Given some $ Q \in S$ , one must examine every element in $ Q$ in order to verify property $ P$ .

- Example for $ Q \in A$ : [sum of edges in $ Q$ ] $ \leq 40$
- Example for $ Q \in B$ : [edges in $ Q$ form Hamiltonian Cycle in $ G$ ]

Let $ \alpha$ be any algorithm that returns an element in $ A$ , given $ G$ .

Let $ \beta$ be any algorithm that returns an element in $ B$ , given $ G$ .

Each dot represents an edge in the graph $ G$ :

Reminder, the aggregate properties of A and B are not the same, thus:

**Key Idea 1**: Any algorithm which starts at Level 1 and ends at Level 2 and produces a set of edges with a unique relationship, A, must be an algorithm for α, and NOT β.

Let $ \gamma$ be any algorithm that returns a set of edges with both properties A and B, and which doesn’t ensure one before the other (does not go to Level 3, as described below).

By definition, $ \gamma$ is an algorithm for $ \alpha$ .

By definition, $ \gamma$ is an algorithm for $ \beta$ .

Thus $ \alpha$ and $ \beta$ can be equal.

Since $ \alpha$ and $ \beta$ can be equal, A and B are no longer distinct, for they can be ensured using the same algorithm, $ \gamma$ .

Thus A and B are actually the same property.

**Key Idea 2**: If an algorithm, γ, which starts at Level 1 and ends at Level 2, produces a set of edges with 2 relationships, M and N, then M and N must be the same relationship.

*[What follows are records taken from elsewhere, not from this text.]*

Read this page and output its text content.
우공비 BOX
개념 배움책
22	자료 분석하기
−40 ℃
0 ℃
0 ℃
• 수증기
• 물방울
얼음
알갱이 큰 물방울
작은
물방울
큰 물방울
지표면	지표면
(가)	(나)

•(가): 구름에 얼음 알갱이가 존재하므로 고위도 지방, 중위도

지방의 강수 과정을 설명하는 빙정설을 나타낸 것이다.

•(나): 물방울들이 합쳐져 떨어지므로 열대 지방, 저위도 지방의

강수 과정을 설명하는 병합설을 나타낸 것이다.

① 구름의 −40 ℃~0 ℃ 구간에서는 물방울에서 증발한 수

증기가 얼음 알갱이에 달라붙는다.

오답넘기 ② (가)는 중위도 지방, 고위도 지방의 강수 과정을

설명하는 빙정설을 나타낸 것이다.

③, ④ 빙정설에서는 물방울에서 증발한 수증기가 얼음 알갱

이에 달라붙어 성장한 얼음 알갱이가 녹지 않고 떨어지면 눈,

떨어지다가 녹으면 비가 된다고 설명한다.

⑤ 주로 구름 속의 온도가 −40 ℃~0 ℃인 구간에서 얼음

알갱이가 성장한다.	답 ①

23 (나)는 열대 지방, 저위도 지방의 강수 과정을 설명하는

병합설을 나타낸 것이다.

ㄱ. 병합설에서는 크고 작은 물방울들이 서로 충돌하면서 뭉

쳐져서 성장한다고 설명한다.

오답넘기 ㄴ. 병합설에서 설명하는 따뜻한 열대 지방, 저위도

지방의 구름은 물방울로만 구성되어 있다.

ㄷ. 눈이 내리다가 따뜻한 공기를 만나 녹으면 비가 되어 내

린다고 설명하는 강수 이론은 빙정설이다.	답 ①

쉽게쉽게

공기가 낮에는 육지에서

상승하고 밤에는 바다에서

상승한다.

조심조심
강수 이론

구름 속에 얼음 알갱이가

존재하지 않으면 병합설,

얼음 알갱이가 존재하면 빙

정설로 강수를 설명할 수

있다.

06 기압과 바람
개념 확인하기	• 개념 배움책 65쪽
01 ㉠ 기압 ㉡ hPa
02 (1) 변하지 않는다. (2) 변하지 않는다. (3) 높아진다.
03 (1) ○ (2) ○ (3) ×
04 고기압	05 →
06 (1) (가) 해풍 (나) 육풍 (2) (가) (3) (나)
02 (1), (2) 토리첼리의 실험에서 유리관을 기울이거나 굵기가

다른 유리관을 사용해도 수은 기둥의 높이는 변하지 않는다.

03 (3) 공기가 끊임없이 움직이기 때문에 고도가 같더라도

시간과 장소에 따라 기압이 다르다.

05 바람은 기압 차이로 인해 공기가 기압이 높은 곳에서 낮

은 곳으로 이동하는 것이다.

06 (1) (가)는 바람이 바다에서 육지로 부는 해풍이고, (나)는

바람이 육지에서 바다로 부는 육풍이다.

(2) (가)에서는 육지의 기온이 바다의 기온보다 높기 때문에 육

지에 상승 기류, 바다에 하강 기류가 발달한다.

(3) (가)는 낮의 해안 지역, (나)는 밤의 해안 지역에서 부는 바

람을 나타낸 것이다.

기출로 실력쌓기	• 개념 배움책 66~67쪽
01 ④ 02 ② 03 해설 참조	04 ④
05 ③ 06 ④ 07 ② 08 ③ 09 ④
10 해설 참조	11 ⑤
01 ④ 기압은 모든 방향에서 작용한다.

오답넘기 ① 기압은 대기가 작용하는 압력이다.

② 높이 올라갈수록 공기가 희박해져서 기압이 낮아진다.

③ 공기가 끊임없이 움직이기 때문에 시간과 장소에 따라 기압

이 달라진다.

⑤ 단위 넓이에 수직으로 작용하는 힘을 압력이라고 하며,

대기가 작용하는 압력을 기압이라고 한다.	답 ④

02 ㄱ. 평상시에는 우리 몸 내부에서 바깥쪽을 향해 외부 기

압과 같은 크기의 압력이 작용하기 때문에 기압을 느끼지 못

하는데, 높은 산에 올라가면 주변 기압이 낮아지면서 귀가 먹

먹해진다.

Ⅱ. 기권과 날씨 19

In order to ensure 2 distinct properties, $ \gamma$ must go to a 3rd Level:

So now, $ \gamma$ has 2 options:

- Perform $ \alpha$ , then run $ \beta$ (worst-case = $ |A|$ , must search for output of $ \alpha$ that has $ B$ -Property)
- Perform $ \beta$ , then run $ \alpha$ (worst-case = $ |B|$ , must search for output of $ \beta$ that has $ A$ -Property)

*Question*

Given the above background, *is the time-complexity of any algorithm $ \gamma$ (one that produces a set of edges in the intersection of $ A$ and $ B$ , so that this produced set will have 2 aggregate properties) upper-bounded by $ |A|$ or $ |B|$ ?*

If yes, and we demonstrate an $ A$ and $ B$ with exponential sizes in relation to the input graph, could we use this technique to show that $ \gamma$ MUST take exponential time in the worst-case?

*Note Regarding k-SAT*

This model does not apply to k-SAT because a solution to k-SAT must have only 1 aggregate property:

**truth values make a proposition True**

Whereas a solution for TSP must have 2 aggregate properties:

**sum of edges $ \leq L$ **
**edges form Hamiltonian Cycle in $ G$ **